IRS Is the Big Winner From This Historic Home Run

( – Most people associate the IRS with tax season when they claim the year’s income and expenses and either collect a refund or owe Uncle Sam. However, this isn’t the only time people may find themselves in debt to the federal agency. For example, the IRS takes a portion of all lottery winnings and also from what it deems as income — even if you happen upon it by luck. Such was the case recently with a home run baseball caught by a fan.

On Tuesday, October 4, Aaron Judge hit his historic 62nd home run. A lucky fan — later identified as Cory Youmans — caught the ball as it flew into the left-stand seats. He decided to put the ball up for auction after turning down a private offer to buy the memorabilia.
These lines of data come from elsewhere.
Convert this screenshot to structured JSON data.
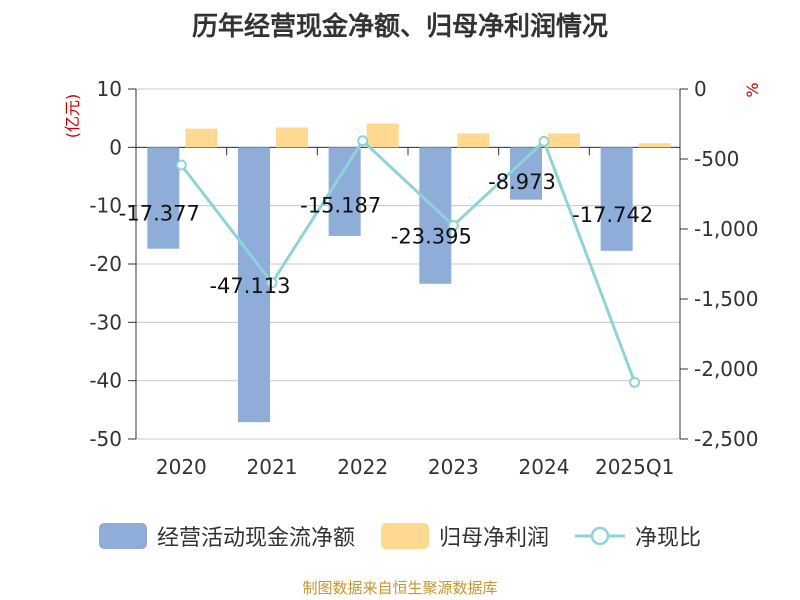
{
  "chart_data": {
    "type": "bar",
    "title": "历年经营现金净额、归母净利润情况",
    "categories": [
      "2020",
      "2021",
      "2022",
      "2023",
      "2024",
      "2025Q1"
    ],
    "series": [
      {
        "name": "经营活动现金流净额",
        "type": "bar",
        "axis": "left",
        "color": "#8eadd9",
        "values": [
          -17.377,
          -47.113,
          -15.187,
          -23.395,
          -8.973,
          -17.742
        ],
        "labels": [
          "-17.377",
          "-47.113",
          "-15.187",
          "-23.395",
          "-8.973",
          "-17.742"
        ]
      },
      {
        "name": "归母净利润",
        "type": "bar",
        "axis": "left",
        "color": "#ffd991",
        "values": [
          3.2,
          3.4,
          4.1,
          2.4,
          2.4,
          0.7
        ]
      },
      {
        "name": "净现比",
        "type": "line",
        "axis": "right",
        "color": "#8fd3d9",
        "values": [
          -543,
          -1385,
          -370,
          -975,
          -374,
          -2095
        ]
      }
    ],
    "ylabel_left": "(亿元)",
    "ylabel_right": "%",
    "ylim_left": [
      -50,
      10
    ],
    "yticks_left": [
      "10",
      "0",
      "-10",
      "-20",
      "-30",
      "-40",
      "-50"
    ],
    "ylim_right": [
      -2500,
      0
    ],
    "yticks_right": [
      "0",
      "-500",
      "-1,000",
      "-1,500",
      "-2,000",
      "-2,500"
    ],
    "grid": true,
    "legend_position": "bottom"
  },
  "legend": {
    "items": [
      "经营活动现金流净额",
      "归母净利润",
      "净现比"
    ]
  },
  "source": "制图数据来自恒生聚源数据库"
}
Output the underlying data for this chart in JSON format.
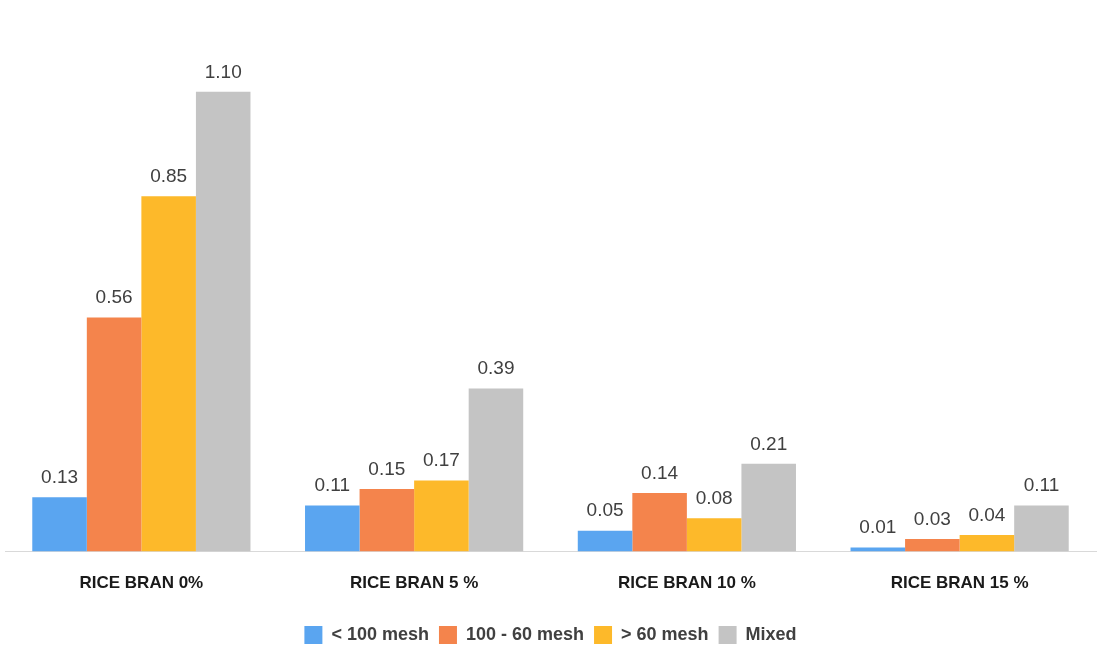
{
  "chart_data": {
    "type": "bar",
    "categories": [
      "RICE BRAN 0%",
      "RICE BRAN 5 %",
      "RICE BRAN 10 %",
      "RICE BRAN 15 %"
    ],
    "series": [
      {
        "name": "< 100 mesh",
        "color": "#5aa5f0",
        "values": [
          0.13,
          0.11,
          0.05,
          0.01
        ],
        "value_labels": [
          "0.13",
          "0.11",
          "0.05",
          "0.01"
        ]
      },
      {
        "name": "100 - 60 mesh",
        "color": "#f4844c",
        "values": [
          0.56,
          0.15,
          0.14,
          0.03
        ],
        "value_labels": [
          "0.56",
          "0.15",
          "0.14",
          "0.03"
        ]
      },
      {
        "name": "> 60 mesh",
        "color": "#fdb92a",
        "values": [
          0.85,
          0.17,
          0.08,
          0.04
        ],
        "value_labels": [
          "0.85",
          "0.17",
          "0.08",
          "0.04"
        ]
      },
      {
        "name": "Mixed",
        "color": "#c4c4c4",
        "values": [
          1.1,
          0.39,
          0.21,
          0.11
        ],
        "value_labels": [
          "1.10",
          "0.39",
          "0.21",
          "0.11"
        ]
      }
    ],
    "grid": false,
    "legend": "bottom",
    "tick_labels": "x"
  }
}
In the end, the baseball sold for half of the private offer, but it was a lofty sum — $1.5 million — for someone who just happened to catch a ball.

However, Uncle Sam is likely owed his due. It’s known as the “treasure trove” or windfall tax, established by the court case, Cesarini v. United States. The court’s decision declares that found money, such as that gained from catching a valuable baseball, is subject to taxes.

Had Youmans returned the ball, he could’ve gotten off tax-free, but that’s not the case. Speaking to Fox Business in October, H&R Block chief tax officer Kathy Pickering said, of an individual hangs onto the ball for less than a year, normal income rates apply. This could be as low as 0% or as much as 20%, depending on Youmans’ income.

Since he sold it rather quickly, Youmans will owe money — the question is just how large will his tax bill be? He’ll find out soon.